Councilman Jerald Brown voiced his dismay with non-compliance of city mandates and said that there need to be consequences if people are knowingly spreading the virus. Nome Police Chief Mike Heintzelman told the Nome Nugget in a subsequent email that there are indeed some refuse to comply even after being told they have tested positive for COVID-19. “Citations can be issued by officers for failure to comply, however, we are simply asking everyone to take the proper precautions and guidance from medical personnel,” Heintzelman said.
“As the number of COVID-19 cases rise, First Responders are put in greater jeopardy. An exposure could literally shut down our ability to respond to calls for service,” he stated. “As COVID-19 cases spike in Nome, we at the Nome Police Department hope all city residents follow proper safety precautions to keep this disease in check. These small inconveniences will keep others and yourself safe for the upcoming holidays.”
State of the schools
Aside from COVID, Nome Public Schools Superintendent Jamie Burgess delivered her annual state of the schools report to the Council. She reported that due to the most recent COVID outbreak, Nome schools shifted into the red zone. “We hope to have students back on January 11,” she said. There is no COVID case amongst Nome students. Despite COVID, Nome Elementary students are adapting well to mask wearing. NES has launched an Inupiaq immersion kindergarten class, which is doing well. She reported that NES sees high teacher retention and all teachers, except for two special ed teachers, returned to work at NES. As challenges she listed that when the younger students returned after an eight-month hiatus from school, they saw a lot of behavioral issues. “The summer slide was amplified,” she said. This also held true for middle schoolers where teachers encountered higher than usual behavioral issues. The lack of sports activities also impacted academic engagement as in normal times, participation in team sports is tied to academic performance. “Many kids do their homework in order to play, but that is now taken away from them,” Burgess said.
A lot of students opted to utilize the Extensions homeschool program or the @home in Nome, a virtual online learning program. Burgess reported an explosion in homeschool enrollment, from the usual 15-20 students to 60 students this semester due to COVID. “This has saved us financially this year,” she said. But this also comes with challenges as one full time teacher and one assistant are busy teaching parents how to adjust their students to homeschooling.

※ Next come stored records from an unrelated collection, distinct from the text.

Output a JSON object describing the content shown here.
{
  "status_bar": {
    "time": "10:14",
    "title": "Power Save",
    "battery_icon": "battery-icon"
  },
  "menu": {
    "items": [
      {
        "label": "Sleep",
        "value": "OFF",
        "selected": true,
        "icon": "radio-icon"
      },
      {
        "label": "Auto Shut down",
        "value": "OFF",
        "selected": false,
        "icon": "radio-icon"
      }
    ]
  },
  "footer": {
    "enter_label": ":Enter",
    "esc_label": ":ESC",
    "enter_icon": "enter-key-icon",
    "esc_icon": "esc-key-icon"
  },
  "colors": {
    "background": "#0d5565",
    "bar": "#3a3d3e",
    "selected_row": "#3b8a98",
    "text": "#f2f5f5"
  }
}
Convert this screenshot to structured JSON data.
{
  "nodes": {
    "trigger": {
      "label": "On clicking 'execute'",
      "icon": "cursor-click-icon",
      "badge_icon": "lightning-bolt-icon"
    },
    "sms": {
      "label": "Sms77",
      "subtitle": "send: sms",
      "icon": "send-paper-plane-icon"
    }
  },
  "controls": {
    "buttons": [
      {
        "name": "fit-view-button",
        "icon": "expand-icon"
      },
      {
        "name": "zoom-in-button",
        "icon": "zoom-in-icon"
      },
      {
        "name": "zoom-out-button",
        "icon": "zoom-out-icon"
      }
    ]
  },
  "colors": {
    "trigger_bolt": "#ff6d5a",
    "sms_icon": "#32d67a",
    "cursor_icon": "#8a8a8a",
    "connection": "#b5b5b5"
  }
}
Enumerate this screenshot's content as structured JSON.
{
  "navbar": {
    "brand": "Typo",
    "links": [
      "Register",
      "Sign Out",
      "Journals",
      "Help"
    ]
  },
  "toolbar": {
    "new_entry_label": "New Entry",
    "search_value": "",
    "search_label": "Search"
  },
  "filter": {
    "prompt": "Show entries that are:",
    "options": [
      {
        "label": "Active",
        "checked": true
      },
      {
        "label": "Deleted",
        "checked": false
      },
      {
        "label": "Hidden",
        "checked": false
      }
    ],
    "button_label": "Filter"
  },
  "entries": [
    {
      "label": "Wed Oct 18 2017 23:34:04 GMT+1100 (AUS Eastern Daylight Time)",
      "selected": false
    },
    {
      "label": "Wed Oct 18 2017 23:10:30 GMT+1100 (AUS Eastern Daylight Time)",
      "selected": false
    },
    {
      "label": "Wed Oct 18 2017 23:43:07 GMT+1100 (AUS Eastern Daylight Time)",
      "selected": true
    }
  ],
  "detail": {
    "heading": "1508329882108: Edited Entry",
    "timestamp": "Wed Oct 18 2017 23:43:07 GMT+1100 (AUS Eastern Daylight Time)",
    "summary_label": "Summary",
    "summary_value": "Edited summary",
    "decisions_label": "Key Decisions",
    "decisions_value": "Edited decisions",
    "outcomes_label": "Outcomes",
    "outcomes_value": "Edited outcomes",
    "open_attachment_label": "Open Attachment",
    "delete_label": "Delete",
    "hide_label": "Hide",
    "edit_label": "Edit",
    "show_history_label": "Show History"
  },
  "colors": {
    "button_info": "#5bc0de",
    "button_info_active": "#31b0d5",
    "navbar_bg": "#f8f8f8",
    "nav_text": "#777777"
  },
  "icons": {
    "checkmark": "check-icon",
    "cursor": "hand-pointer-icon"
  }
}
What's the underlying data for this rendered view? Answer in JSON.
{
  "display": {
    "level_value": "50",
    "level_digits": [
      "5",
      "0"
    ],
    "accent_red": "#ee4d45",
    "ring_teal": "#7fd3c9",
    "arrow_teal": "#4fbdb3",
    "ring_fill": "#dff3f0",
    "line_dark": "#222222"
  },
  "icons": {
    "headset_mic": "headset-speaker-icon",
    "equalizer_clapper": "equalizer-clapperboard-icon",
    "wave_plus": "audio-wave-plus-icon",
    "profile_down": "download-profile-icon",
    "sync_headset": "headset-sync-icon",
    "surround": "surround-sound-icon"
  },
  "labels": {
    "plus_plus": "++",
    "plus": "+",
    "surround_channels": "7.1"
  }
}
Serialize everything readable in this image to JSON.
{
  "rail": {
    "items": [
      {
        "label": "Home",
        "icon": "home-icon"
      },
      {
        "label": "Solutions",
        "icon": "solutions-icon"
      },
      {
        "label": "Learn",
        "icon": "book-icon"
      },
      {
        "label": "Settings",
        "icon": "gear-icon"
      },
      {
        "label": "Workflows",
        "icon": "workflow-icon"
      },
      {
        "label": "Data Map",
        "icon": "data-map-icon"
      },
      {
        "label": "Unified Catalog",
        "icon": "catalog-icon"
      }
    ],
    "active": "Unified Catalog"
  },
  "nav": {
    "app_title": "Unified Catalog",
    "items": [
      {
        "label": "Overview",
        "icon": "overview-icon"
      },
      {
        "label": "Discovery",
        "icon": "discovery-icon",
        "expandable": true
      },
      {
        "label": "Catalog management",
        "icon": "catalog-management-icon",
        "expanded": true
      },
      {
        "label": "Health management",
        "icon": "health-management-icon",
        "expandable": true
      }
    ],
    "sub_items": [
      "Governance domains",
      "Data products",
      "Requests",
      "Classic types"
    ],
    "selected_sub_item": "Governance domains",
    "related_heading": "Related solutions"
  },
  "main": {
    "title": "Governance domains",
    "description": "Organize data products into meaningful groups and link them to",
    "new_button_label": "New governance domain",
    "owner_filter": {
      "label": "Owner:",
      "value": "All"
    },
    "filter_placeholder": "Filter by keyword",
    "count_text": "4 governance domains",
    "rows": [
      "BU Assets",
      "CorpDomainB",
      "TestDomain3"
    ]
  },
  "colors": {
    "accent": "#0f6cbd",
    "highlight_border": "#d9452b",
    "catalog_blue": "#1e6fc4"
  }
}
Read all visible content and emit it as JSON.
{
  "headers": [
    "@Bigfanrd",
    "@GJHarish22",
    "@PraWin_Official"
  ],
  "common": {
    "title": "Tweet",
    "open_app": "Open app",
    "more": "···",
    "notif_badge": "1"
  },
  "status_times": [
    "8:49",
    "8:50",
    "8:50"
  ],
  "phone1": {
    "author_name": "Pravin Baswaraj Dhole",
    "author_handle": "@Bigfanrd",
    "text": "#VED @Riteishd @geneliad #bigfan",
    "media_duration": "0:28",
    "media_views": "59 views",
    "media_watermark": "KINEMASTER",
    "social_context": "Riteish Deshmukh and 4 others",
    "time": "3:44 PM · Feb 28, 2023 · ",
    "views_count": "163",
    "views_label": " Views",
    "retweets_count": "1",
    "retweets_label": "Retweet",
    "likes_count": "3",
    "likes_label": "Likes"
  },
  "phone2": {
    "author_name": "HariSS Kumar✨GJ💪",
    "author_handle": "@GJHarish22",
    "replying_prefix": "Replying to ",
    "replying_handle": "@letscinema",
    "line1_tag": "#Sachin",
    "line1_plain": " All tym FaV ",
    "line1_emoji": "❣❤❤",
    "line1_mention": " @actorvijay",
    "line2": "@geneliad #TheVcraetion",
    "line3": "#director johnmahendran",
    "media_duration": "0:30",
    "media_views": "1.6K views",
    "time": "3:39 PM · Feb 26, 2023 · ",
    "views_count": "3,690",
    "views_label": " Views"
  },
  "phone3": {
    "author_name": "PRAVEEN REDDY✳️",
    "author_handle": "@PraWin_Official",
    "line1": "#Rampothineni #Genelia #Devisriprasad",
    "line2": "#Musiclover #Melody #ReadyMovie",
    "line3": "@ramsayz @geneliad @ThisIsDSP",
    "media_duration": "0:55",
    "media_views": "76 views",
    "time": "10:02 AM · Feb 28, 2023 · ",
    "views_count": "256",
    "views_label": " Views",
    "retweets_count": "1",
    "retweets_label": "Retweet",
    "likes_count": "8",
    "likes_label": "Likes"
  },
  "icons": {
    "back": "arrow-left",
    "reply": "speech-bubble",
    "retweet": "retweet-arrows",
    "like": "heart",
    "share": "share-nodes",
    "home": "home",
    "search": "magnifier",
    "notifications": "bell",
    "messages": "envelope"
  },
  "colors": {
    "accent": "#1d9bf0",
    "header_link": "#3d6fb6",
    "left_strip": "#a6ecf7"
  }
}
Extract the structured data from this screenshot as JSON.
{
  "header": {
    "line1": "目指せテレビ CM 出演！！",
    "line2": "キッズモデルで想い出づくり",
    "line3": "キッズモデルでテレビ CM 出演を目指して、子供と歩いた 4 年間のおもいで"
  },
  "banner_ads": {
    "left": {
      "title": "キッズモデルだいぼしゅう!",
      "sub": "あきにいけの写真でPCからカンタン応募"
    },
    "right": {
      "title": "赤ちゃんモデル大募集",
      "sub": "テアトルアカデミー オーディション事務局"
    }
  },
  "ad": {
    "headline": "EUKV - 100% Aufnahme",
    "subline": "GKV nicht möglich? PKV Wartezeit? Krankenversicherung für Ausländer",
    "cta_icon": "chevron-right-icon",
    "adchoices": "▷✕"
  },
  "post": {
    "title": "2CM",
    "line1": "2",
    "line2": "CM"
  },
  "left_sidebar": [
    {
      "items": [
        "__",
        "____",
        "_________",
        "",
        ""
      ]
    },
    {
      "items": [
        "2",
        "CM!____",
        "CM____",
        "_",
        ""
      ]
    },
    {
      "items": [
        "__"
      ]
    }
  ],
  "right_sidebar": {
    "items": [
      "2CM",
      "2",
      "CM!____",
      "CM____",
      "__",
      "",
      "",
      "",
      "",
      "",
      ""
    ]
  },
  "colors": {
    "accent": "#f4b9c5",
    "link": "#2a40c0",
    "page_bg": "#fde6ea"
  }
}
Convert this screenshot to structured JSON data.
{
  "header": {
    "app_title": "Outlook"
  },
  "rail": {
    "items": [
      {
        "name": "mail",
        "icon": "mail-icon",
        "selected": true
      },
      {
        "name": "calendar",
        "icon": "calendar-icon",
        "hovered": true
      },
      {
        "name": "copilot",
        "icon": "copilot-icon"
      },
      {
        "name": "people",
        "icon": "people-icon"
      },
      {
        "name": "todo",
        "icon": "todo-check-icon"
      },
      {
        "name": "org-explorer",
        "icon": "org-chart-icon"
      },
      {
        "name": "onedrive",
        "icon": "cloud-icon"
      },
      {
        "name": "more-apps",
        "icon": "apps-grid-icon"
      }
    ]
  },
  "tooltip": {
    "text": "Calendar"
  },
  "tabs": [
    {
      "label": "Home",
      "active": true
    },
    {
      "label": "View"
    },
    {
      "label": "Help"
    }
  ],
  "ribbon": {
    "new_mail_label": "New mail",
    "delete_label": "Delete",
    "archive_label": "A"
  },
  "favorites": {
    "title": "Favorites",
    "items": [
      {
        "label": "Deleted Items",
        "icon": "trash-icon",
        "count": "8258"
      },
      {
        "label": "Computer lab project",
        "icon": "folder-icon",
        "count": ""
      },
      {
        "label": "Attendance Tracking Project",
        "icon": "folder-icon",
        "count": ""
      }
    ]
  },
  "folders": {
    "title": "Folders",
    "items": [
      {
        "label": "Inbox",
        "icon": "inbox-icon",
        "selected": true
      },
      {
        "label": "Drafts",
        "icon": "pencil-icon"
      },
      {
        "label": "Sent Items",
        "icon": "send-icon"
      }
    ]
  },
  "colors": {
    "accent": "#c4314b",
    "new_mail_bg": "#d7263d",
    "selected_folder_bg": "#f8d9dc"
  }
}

As challenges ahead she foresees trouble in recruiting teachers if the district sees teachers retiring or leaving in the next year. She expects significant cuts from the state legislature and said it is frustrating to have aging infrastructure and very little support from the state for capital improvements.
In other reports, NJUS manager Ken Morton said that NJUS’ request for CARES Act funds from the City to replace failing streetlight bulbs is not consistent with CARES Act rules and NJUS work with the city manager to fund a ‘smaller wishlist.’
In Mayor’s comments, Handeland thanked the Governor to facilitate a meeting between city officials and the Commissioner of the Dept. of Health and Social Services Adam Crum for guidance on COVID issues. On a sad note, he reported the death of Ron Engstrom, two days shy of his 83rd birthday. Engstrom was a former council member and Nome Volunteer Fire Dept. volunteer.